Publisher's Weekly Review
Former New Jersey prosecutor Sandy Moss, the narrator of this amiable if flawed series launch from Copperman (the Asperger's mysteries), has relocated to L.A. to take a job with a family law firm, where she gets off to a rocky start. At a divorce negotiation between the firm's client, TV star Pat McNabb, and McNabb's soon-to-be ex-wife, Patsy, Sandy speaks out of turn and compromises the client's position. McNabb, however, is taken with Sandy, and insists she remain on the case. After McNabb is arrested for fatally shooting Patsy with an arrow, she becomes his defense attorney. The evidence against McNabb includes his being found at the scene with blood on his hands, which he claims was the result of his attempt to remove the arrow. While the actor is out on bail, Sandy and McNabb are shot at, his car is blown up, and someone nails a Barbie doll decorated with fake blood to Sandy's door, along with a message, "Die, Bitch!" The tongue-in-cheek approach jars with the otherwise realistic plot.
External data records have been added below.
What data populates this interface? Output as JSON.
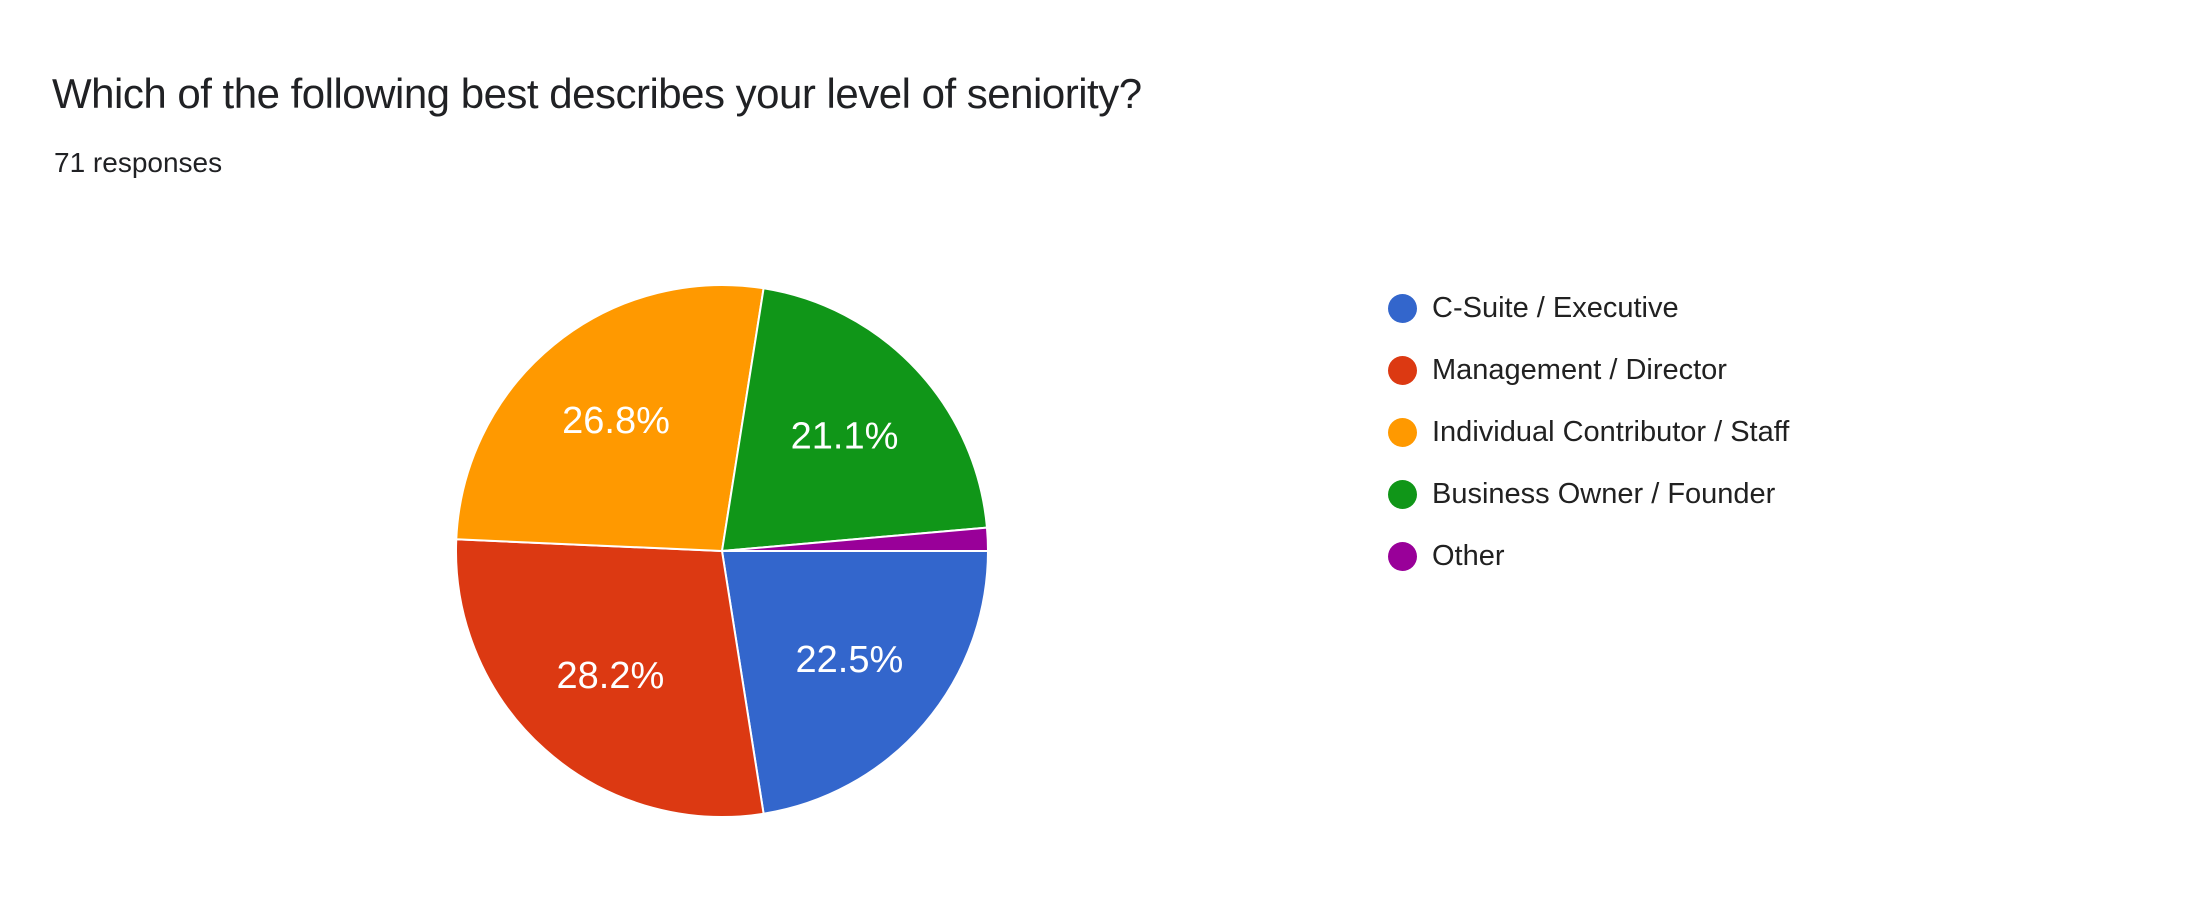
{
  "header": {
    "title": "Which of the following best describes your level of seniority?",
    "subtitle": "71 responses"
  },
  "chart_data": {
    "type": "pie",
    "title": "Which of the following best describes your level of seniority?",
    "subtitle": "71 responses",
    "responses_count": 71,
    "legend_position": "right",
    "start_angle_deg_clockwise_from_top": 90,
    "label_format": "percent",
    "min_percent_for_label": 3,
    "slice_gap_color": "#ffffff",
    "series": [
      {
        "label": "C-Suite / Executive",
        "percent": 22.5,
        "color": "#3366cc"
      },
      {
        "label": "Management / Director",
        "percent": 28.2,
        "color": "#dc3912"
      },
      {
        "label": "Individual Contributor / Staff",
        "percent": 26.8,
        "color": "#ff9900"
      },
      {
        "label": "Business Owner / Founder",
        "percent": 21.1,
        "color": "#109618"
      },
      {
        "label": "Other",
        "percent": 1.4,
        "color": "#990099"
      }
    ]
  }
}
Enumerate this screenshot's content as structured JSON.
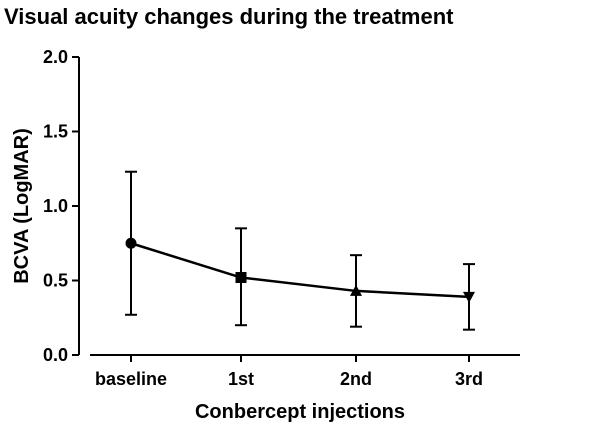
{
  "chart_data": {
    "type": "line",
    "title": "Visual acuity changes during the treatment",
    "xlabel": "Conbercept injections",
    "ylabel": "BCVA (LogMAR)",
    "categories": [
      "baseline",
      "1st",
      "2nd",
      "3rd"
    ],
    "ylim": [
      0,
      2.0
    ],
    "yticks": [
      "0.0",
      "0.5",
      "1.0",
      "1.5",
      "2.0"
    ],
    "grid": false,
    "series": [
      {
        "values": [
          0.75,
          0.52,
          0.43,
          0.39
        ],
        "error_upper": [
          1.23,
          0.85,
          0.67,
          0.61
        ],
        "error_lower": [
          0.27,
          0.2,
          0.19,
          0.17
        ],
        "markers": [
          "circle",
          "square",
          "triangle-up",
          "triangle-down"
        ],
        "color": "#000000"
      }
    ]
  }
}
Copperman has done better. Agent: Josh Getzler, HG Agency. (Jan.)
Kirkus Review
Prolific Copperman launches a new series starring a defense attorney who could give Perry Mason a run for his money. Tired of prosecuting low-level grifters in New Jersey, Sandy Moss heads to sunny LA to join Seaton, Taylor, Evans, and Bach, whose practice is limited to squeaky-clean corporate cases. Divorce settlements are as down and dirty as Seaton, Taylor gets, and then only for high-value clients like Pat Dunwoody, the star of TV legal thriller Legality, who's looking for release from his promiscuous wife, singer Patsy DeNunzio. Sandy's first assignment is to sit silently next to senior partner Junius Bach during the contentious Dunwoody-DeNunzio property negotiations, a task she fails miserably by revealing to opposing counsel her side's chief strategy. Junius is livid, but Pat so admires Sandy's spunk that he demands that Seaton, Taylor assign her to defend him after Patsy's inevitable murder. Dunwoody, who reverts to his stage name of Patrick McNabb after his wife's death, seems deeply confused about the difference between being a lawyer and playing one on TV. Not only is he unfazed by Sandy's complete lack of experience as a defense attorney (after all, if she prosecuted cases, shouldn't she know how to defend them?), he doesn't pay much attention to the judge's preferences, like having defendants not leave the country while they're awaiting trial. Even with the help of her new maybe-boyfriend, paralegal Evan D'Arbanville, and her best friend, Angie, who arrives unexpectedly from New Jersey, Sandy has her hands full keeping a lid on irrepressible McNabb, and readers won't want to miss a minute of the mayhem. In or out of the courtroom, Copperman's right on the money. Copyright (c) Kirkus Reviews, used with permission.
Booklist Review
Attorney Sandy Moss upends her life, moving across the country to L.A., changing jobs from being a criminal prosecutor in New Jersey to working in family law. On her first day, during a meeting between divorcing spouses, she angers her boss, Junius Bach, while delighting their client, actor Patrick McNabb, who plays a lawyer on a popular television show. When McNabb is accused of murder, he insists Moss defend him, and Bach agrees, seemingly wanting her to fail, only offering a paralegal and an investigator to assist her in the high-profile case. Unfortunately, McNabb believes his work on the show translates to actual legal experience, exasperating Sandy and the investigator. Sandy perseveres, ultimately defending McNabb at trial while dealing with gunfire, explosions, and a kidnapping that may cost her and a good friend their lives. Sandy is a Jersey girl, a competent, tenacious, yet vulnerable heroine in a cast of vividly described characters and in a story with multiple plot twists that's enlivened with humor and set against the glittering backdrop of Hollywood.